Studio album by Shellac
- Released: 1997
- Recorded: 1995
- Genre: Post-hardcore; post-rock; experimental rock; noise rock;
- Length: 27:45
- Label: self-released
- Producer: Steve Albini

Shellac chronology
| At Action Park (1994) | The Futurist (1997) | Terraform (1998) |

= The Futurist (Shellac album) =

1997 album by Shellac

The Futurist is the second studio album issued by the American band Shellac. The album, of which only 779 original copies were created, was issued exclusively to friends of the band. The album was originally used as music for a performance by La La La Human Steps.

Professional ratings
Review scores
| Source | Rating |
| Allmusic | Star |

==Friends Only==
The cover of the album contains 779 names—one for each copy of the album. At the bottom of the cover is a blank space for anyone not named on the cover to write their name. Each person who received the album got a copy with their name circled on the cover; this was done for identification of a "culprit" should the album ever end up for sale.

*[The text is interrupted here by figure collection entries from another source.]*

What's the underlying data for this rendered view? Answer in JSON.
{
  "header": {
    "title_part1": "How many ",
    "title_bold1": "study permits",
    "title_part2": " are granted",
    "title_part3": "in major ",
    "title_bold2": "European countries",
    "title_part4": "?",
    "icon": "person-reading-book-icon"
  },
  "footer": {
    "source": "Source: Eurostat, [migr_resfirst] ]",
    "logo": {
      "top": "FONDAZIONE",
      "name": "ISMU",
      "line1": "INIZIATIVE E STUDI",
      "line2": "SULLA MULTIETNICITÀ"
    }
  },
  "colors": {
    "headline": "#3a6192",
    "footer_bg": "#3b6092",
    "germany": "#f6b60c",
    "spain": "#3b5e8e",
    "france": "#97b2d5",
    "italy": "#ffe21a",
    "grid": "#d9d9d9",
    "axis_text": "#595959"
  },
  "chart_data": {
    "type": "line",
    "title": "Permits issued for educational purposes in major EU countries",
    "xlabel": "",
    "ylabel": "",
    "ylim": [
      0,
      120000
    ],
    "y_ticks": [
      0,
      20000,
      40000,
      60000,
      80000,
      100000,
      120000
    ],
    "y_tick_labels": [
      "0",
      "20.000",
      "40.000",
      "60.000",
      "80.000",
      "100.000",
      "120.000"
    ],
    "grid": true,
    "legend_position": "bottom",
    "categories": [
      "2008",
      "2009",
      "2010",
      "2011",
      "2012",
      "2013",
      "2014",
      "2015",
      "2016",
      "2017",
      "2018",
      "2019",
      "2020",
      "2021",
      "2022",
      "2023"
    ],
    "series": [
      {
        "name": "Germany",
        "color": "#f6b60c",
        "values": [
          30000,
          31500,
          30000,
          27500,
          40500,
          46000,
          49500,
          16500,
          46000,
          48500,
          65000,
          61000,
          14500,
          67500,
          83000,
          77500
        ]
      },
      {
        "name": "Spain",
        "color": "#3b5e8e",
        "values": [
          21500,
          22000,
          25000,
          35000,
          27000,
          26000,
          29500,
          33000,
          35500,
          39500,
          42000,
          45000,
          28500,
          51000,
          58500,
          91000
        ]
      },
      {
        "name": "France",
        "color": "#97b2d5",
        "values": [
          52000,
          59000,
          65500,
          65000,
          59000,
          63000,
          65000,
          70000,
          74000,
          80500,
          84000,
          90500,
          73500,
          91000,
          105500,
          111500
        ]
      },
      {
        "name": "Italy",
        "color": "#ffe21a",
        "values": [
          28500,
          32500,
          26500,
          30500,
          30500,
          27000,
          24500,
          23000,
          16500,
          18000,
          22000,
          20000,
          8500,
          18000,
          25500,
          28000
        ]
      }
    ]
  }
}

The Futurist was never released commercially. There is speculation that this was because Shellac were not satisfied with the finished product. A year later, Shellac released their second commercial full-length, Terraform.

==Movements==
The music on The Futurist is divided into ten total movements. Versions have floated around on file-sharing communities which have divided the album into five movements, and into two sides (vinyl sides A and B—Shellac are notorious vinyl purists, and The Futurist was only issued on LP).

==Reception==
Andy Kellman of Allmusic gave the album a mixed review, citing its overtly experimental nature. "Rather than proper tracks or songs," he writes, "the record seems to have ten "movements," as each piece flows steadily into the next. Oscillator tweakings mixed with Morse code transmissions and overseas correspondence give way to brief guitar/bass/drum bursts. Skronking noise here, guitar twists there, and familiar band interplay every now and again à la "QRJ" (off 1000 Hurts) double Dutch with each other, never outlasting their welcome." He is, however, more favorable in viewing the second half and cites the "bombastic" final movement as "the high point of the record". He concludes by writing: "It might be second-rate Shellac, but second-rate Shellac is just fine."